07/04/2006
Huster à la hussarde
Fin de journée boulot, aux environs de 18 heures. Il fait beau et je suis lessivé. Epuisé mais ravi. Paris me tente et Paris m'aspire. Je traine mes guêtres à la Fédération Nationale d'Achat des Cadres. Envie de sortir mon carnet de chèques et de prononcer le mot "culture". Me déleste joyeusement de 30 et quelques euros pour un Tellier accoustique et barbu, ainsi qu'un certain Nathan qui n'a rien d'un Fake dans une mer d'amour.

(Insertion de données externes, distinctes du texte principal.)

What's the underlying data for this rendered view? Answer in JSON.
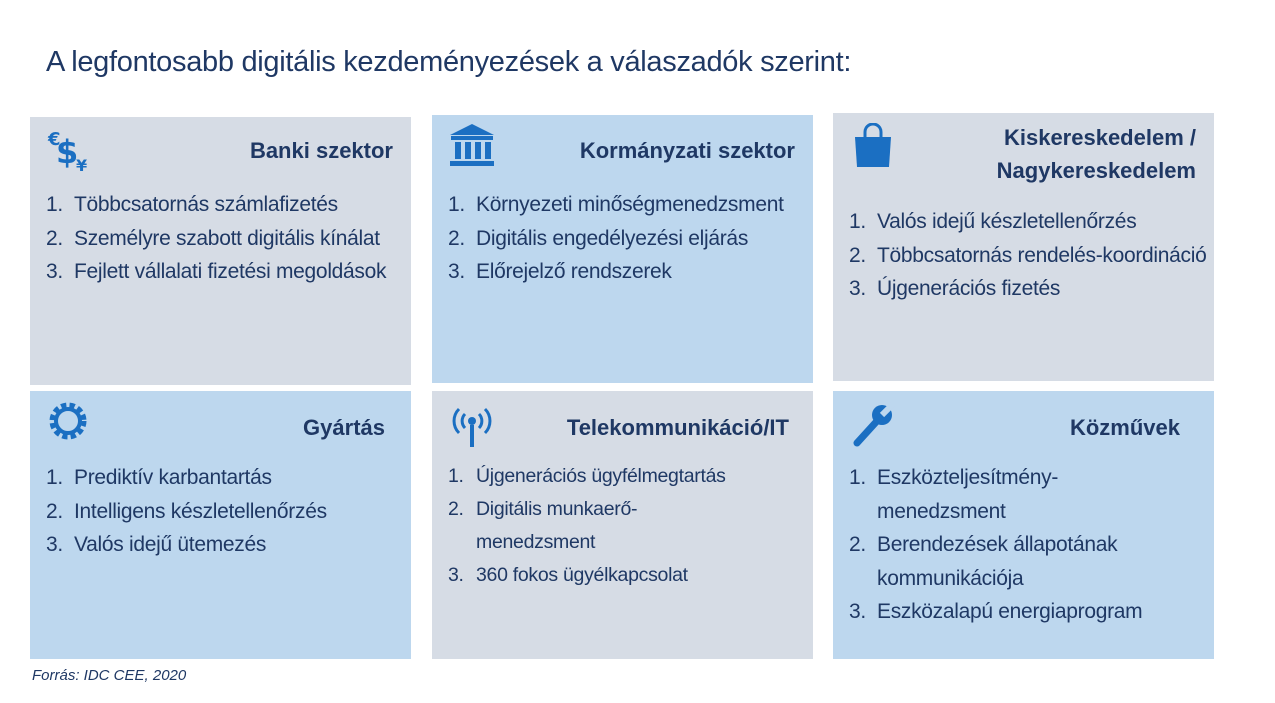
{
  "title": "A legfontosabb digitális kezdeményezések a válaszadók szerint:",
  "colors": {
    "gray_box": "#d6dce5",
    "blue_box": "#bdd7ee",
    "text": "#1f3864",
    "icon": "#1b6fc2"
  },
  "sectors": [
    {
      "title": "Banki szektor",
      "icon": "currency-icon",
      "items": [
        "Többcsatornás számlafizetés",
        "Személyre szabott digitális kínálat",
        "Fejlett vállalati fizetési megoldások"
      ]
    },
    {
      "title": "Kormányzati szektor",
      "icon": "government-building-icon",
      "items": [
        "Környezeti minőségmenedzsment",
        "Digitális engedélyezési eljárás",
        "Előrejelző rendszerek"
      ]
    },
    {
      "title": "Kiskereskedelem / Nagykereskedelem",
      "icon": "shopping-bag-icon",
      "items": [
        "Valós idejű készletellenőrzés",
        "Többcsatornás rendelés-koordináció",
        "Újgenerációs fizetés"
      ]
    },
    {
      "title": "Gyártás",
      "icon": "gear-icon",
      "items": [
        "Prediktív karbantartás",
        "Intelligens készletellenőrzés",
        "Valós idejű ütemezés"
      ]
    },
    {
      "title": "Telekommunikáció/IT",
      "icon": "antenna-icon",
      "items": [
        "Újgenerációs ügyfélmegtartás",
        "Digitális munkaerő-menedzsment",
        "360 fokos ügyélkapcsolat"
      ]
    },
    {
      "title": "Közművek",
      "icon": "wrench-icon",
      "items": [
        "Eszközteljesítmény-menedzsment",
        "Berendezések állapotának kommunikációja",
        "Eszközalapú energiaprogram"
      ]
    }
  ],
  "numbers": [
    "1.",
    "2.",
    "3."
  ],
  "source": "Forrás: IDC CEE, 2020"
}
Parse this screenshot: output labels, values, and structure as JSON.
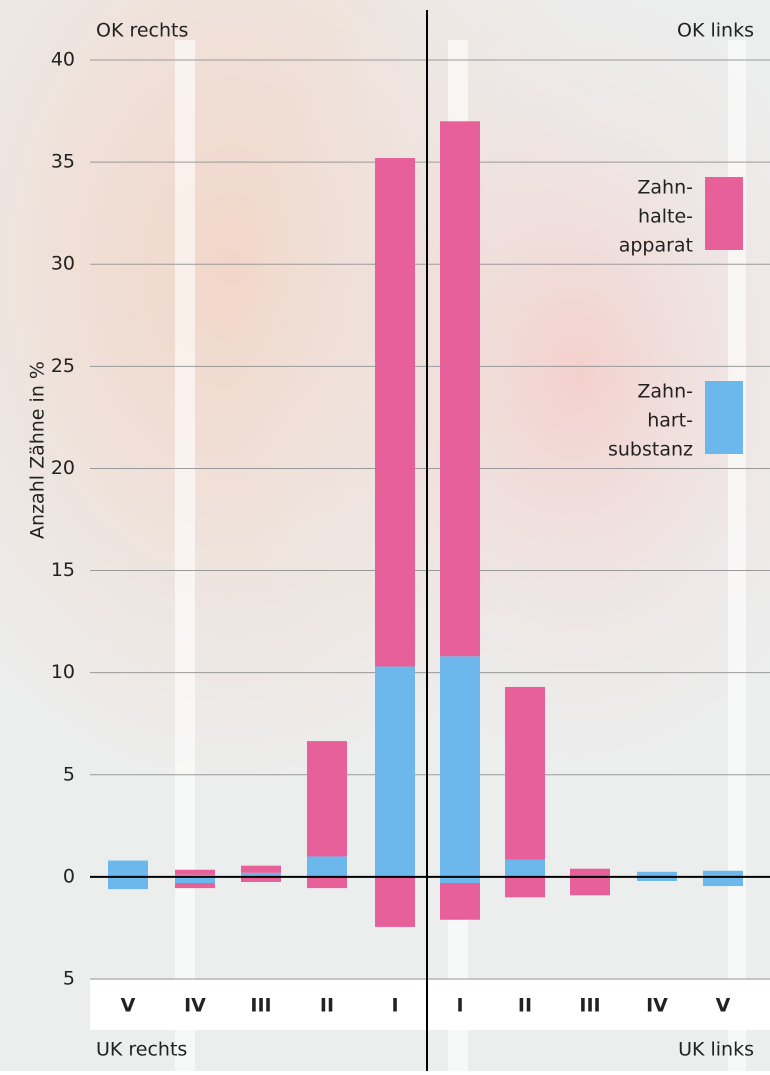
{
  "chart_data": {
    "type": "bar",
    "ylabel": "Anzahl Zähne in %",
    "corner_labels": [
      "OK rechts",
      "OK links",
      "UK rechts",
      "UK links"
    ],
    "categories": [
      "V",
      "IV",
      "III",
      "II",
      "I",
      "I",
      "II",
      "III",
      "IV",
      "V"
    ],
    "series": [
      {
        "name": [
          "Zahn-",
          "hart-",
          "substanz"
        ],
        "color": "#6cb8ec",
        "values": [
          0.8,
          0.1,
          0.2,
          1.0,
          10.3,
          10.8,
          0.85,
          0,
          0.25,
          0.3
        ],
        "lower": [
          -0.6,
          -0.3,
          0,
          0,
          0,
          -0.3,
          0,
          0,
          -0.2,
          -0.45
        ]
      },
      {
        "name": [
          "Zahn-",
          "halte-",
          "apparat"
        ],
        "color": "#e8609a",
        "values": [
          0,
          0.25,
          0.35,
          5.65,
          24.9,
          26.2,
          8.45,
          0.4,
          0,
          0
        ],
        "lower": [
          0,
          -0.25,
          -0.25,
          -0.55,
          -2.45,
          -1.8,
          -1.0,
          -0.9,
          0,
          0
        ]
      }
    ],
    "ylim": [
      -5,
      40
    ],
    "yticks": [
      {
        "value": -5,
        "label": "5"
      },
      0,
      5,
      10,
      15,
      20,
      25,
      30,
      35,
      40
    ],
    "grid": true
  }
}
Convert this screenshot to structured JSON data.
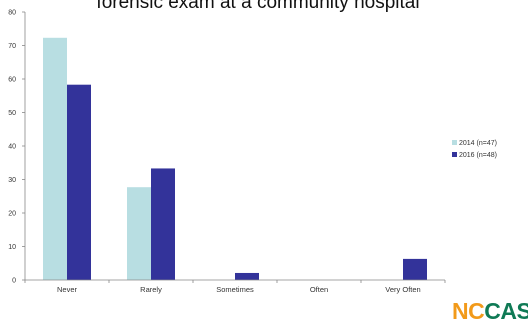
{
  "chart_data": {
    "type": "bar",
    "title": "forensic exam at a community hospital",
    "categories": [
      "Never",
      "Rarely",
      "Sometimes",
      "Often",
      "Very Often"
    ],
    "series": [
      {
        "name": "2014 (n=47)",
        "values": [
          72.3,
          27.7,
          0,
          0,
          0
        ],
        "color": "#b8dee2"
      },
      {
        "name": "2016 (n=48)",
        "values": [
          58.3,
          33.3,
          2.1,
          0,
          6.3
        ],
        "color": "#33339a"
      }
    ],
    "ylim": [
      0,
      80
    ],
    "yticks": [
      0,
      10,
      20,
      30,
      40,
      50,
      60,
      70,
      80
    ],
    "grid": false,
    "legend": "right"
  },
  "logo": {
    "part1": "NC",
    "part2": "CASA"
  }
}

A la caisse - il faut toujours y passer, comme à la casserolle -, un monde pas possible. Enfin si, possible justement. A croire que tout le monde s'est entrainé tout au long de la semaine à prononcer le mot "culture". Ou à ronger son frein en pensant consommation, petit plaisir de week-end, cd vite fait bien fait avant de rentrer maison banlieue dormir télé c'est le week-end. Beaucoup de gens, donc. Et un jeune quinqua, à côté de moi. Le genre défroqué un peu, qui toise les minettes du coin des cils. Le genre décati, un peu, aussi...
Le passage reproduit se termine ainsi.